ICE Deportations at Record Lows

A new report by the Center for Immigration Studies shows that deportations by Immigration and Customs Enforcement are in fact at record lows, not the record highs claimed by Obama administration officials. This has occured because a shift in routine Border Patrol casework to ICE has allowed the latter to artificially increase deportation numbers.
The total number of deportations from interior enforcement, the only deportations traditionally counted in ICE's statistics, fell by 19% from 2011 to 2012. This number is on track to decline another 22% in 2013. When the administration claims it deports a record number of illegal aliens, it appears to only count removals, which is only one form of deportation, and a partial measure of enforcement.
"It was astounding to discover that ICE has been arresting and removing so few illegal aliens from inside the country, considering that they have better tools and more resources at their disposal than ever before, and considering that there is an abundance of criminal aliens and illegal workers who should be removed," said Jessica Vaughan, Director of Policy Studies for the Center. "They have used statistical smoke and mirrors to obscure the disastrous results of so-called prosecutorial discretion and other enforcement-suppressing policies. The next step in immigration reform should be to restore credibility to ICE's interior programs, especially including worksite enforcement and Secure Communities."
Despite completion of the Secure Communities program, criminal alien arrests have fallen 11% in the last year.

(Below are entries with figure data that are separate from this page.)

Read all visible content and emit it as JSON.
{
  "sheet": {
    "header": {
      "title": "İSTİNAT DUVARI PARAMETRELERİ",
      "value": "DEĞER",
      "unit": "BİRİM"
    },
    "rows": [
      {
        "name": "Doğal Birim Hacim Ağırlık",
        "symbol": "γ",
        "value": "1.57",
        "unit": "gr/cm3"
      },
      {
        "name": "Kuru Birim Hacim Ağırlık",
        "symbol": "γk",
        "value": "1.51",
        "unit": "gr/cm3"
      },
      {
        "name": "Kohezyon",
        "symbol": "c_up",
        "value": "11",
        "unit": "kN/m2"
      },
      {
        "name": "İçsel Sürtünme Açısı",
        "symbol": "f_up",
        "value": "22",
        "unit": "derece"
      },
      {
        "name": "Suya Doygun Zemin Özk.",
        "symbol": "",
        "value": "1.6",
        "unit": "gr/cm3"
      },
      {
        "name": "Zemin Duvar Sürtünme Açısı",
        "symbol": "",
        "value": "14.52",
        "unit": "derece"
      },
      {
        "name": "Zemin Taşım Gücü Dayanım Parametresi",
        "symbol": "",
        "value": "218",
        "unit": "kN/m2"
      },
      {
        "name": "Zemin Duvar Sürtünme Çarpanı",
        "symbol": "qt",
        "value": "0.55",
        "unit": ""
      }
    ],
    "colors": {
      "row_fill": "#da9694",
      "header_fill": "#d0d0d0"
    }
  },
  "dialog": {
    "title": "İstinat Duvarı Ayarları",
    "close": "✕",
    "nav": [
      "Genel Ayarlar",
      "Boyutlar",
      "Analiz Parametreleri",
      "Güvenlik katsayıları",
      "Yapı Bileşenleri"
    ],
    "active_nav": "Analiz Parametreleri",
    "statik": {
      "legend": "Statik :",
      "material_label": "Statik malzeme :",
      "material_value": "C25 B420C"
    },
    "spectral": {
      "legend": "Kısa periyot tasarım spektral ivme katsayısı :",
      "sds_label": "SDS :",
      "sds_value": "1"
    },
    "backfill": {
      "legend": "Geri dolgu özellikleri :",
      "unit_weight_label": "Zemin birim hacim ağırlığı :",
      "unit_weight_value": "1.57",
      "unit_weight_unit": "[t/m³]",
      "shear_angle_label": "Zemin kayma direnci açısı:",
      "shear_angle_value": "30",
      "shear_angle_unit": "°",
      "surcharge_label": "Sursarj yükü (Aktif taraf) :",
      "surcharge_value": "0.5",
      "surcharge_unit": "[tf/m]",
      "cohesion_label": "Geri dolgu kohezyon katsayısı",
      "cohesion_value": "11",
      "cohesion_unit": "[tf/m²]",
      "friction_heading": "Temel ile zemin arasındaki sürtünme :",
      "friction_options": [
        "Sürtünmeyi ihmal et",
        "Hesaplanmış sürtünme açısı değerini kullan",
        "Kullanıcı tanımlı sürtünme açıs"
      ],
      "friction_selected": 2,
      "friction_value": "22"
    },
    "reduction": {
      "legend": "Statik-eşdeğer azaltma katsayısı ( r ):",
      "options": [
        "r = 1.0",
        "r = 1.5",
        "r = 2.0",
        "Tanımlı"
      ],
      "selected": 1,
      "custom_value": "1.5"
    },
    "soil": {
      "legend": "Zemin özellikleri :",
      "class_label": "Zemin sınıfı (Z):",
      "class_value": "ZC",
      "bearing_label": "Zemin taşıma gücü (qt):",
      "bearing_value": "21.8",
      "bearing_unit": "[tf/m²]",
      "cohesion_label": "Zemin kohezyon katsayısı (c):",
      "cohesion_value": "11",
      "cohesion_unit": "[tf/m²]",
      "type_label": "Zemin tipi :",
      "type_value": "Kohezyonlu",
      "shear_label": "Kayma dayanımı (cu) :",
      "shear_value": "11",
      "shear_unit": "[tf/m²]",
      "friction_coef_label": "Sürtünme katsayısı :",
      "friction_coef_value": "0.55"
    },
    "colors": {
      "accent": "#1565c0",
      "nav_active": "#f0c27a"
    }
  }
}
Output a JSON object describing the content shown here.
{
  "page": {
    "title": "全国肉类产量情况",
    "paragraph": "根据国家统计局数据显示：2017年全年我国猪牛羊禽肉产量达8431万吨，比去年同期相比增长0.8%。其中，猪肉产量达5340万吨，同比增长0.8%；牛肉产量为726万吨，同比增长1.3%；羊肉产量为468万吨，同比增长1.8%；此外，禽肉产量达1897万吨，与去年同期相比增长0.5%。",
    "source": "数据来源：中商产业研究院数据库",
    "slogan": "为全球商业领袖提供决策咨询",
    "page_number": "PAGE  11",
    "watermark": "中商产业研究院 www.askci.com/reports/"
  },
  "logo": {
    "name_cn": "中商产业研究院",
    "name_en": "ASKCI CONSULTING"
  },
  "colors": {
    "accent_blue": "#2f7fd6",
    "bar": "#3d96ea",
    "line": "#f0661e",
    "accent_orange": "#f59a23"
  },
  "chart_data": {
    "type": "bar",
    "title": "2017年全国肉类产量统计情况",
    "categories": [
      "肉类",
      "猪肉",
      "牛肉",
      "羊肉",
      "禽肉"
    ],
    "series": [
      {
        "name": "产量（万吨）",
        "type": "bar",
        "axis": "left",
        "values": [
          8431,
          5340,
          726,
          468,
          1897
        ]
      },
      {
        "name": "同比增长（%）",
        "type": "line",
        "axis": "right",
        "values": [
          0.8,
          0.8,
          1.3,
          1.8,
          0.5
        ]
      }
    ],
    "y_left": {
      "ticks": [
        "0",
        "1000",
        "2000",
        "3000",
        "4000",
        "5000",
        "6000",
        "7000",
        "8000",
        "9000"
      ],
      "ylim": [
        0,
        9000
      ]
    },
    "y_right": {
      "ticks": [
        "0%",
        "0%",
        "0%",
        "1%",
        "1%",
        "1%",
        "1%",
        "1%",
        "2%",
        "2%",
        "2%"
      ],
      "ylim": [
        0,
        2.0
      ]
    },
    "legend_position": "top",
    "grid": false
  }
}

ICE agents have refused to act when notified about the local or state arrest of hundreds of thousands of illegal aliens.
Total deportations are at their lowest number since 1973.
Here are the report's key findings:
- The number of deportations resulting from interior enforcement by ICE declined by 19 percent from 2011 to 2012, and is on track to decline another 22 percent in 2013.
- In 2012, the year the Obama administration claimed to break enforcement records, more than one-half of removals attributed to ICE were the result of Border Patrol arrests that would never have been counted as a removal in prior years. In 2008, under the Bush administration, only one-third of removals were from Border Patrol arrests.
- Total deportations in 2011, the latest year for which complete numbers are available, numbered 715,495 – the lowest level since 1973. The highest number of deportations on record was in 2000, under the Clinton administration, when 1,864,343 aliens were deported.
- When claiming record levels of enforcement, the Obama administration appears to count only removals, which are just one form of deportation, and only a partial measure of enforcement. Beginning in 2011, a shift of some of the routine Border Patrol case load to ICE enabled the administration to count an artificially high number of removals.
- Homeland Security Investigations (HSI), the division of ICE that is responsible for work site enforcement, combating transnational gangs, overstay enforcement, anti-smuggling and trafficking activity, and busting document and identity theft rings, now contributes very little to immigration enforcement. In 2013 HSI has produced only four percent of ICE deportations, making just a few thousand arrests per year throughout the entire country.
- ICE is doing less enforcement with more resources. Despite reporting more encounters in 2013 than 2012, ICE agents pursued deportation of 20 percent fewer aliens this year than last.
- Enforcement activity declined in every ICE field office from 2011 to 2013, with the biggest declines in the Atlanta, Salt Lake City, Washington DC/Virginia, and Houston field offices.
- Criminal alien arrests declined by 11 percent from 2012 to 2013, despite the completion of the Secure Communities program, which generates more referrals of arrested aliens than ever before. ICE agents took a pass on hundreds of thousands of aliens who were arrested by local authorities in those years.
- ICE is carrying a case load of 1.8 million aliens who are either in removal proceedings or have already been ordered removed. Less than two percent are in detention, which is the only proven way to ensure departure.
- As of the end of July 2013 there were 872,000 aliens – nearly half of ICE’s total docket – who had been ordered removed but who had not left the country.
- The State Department continues to issue tens of thousands of visas annually to citizens of countries that refuse to take back their countrymen who are ordered removed from the United States. Many of these are violent criminals.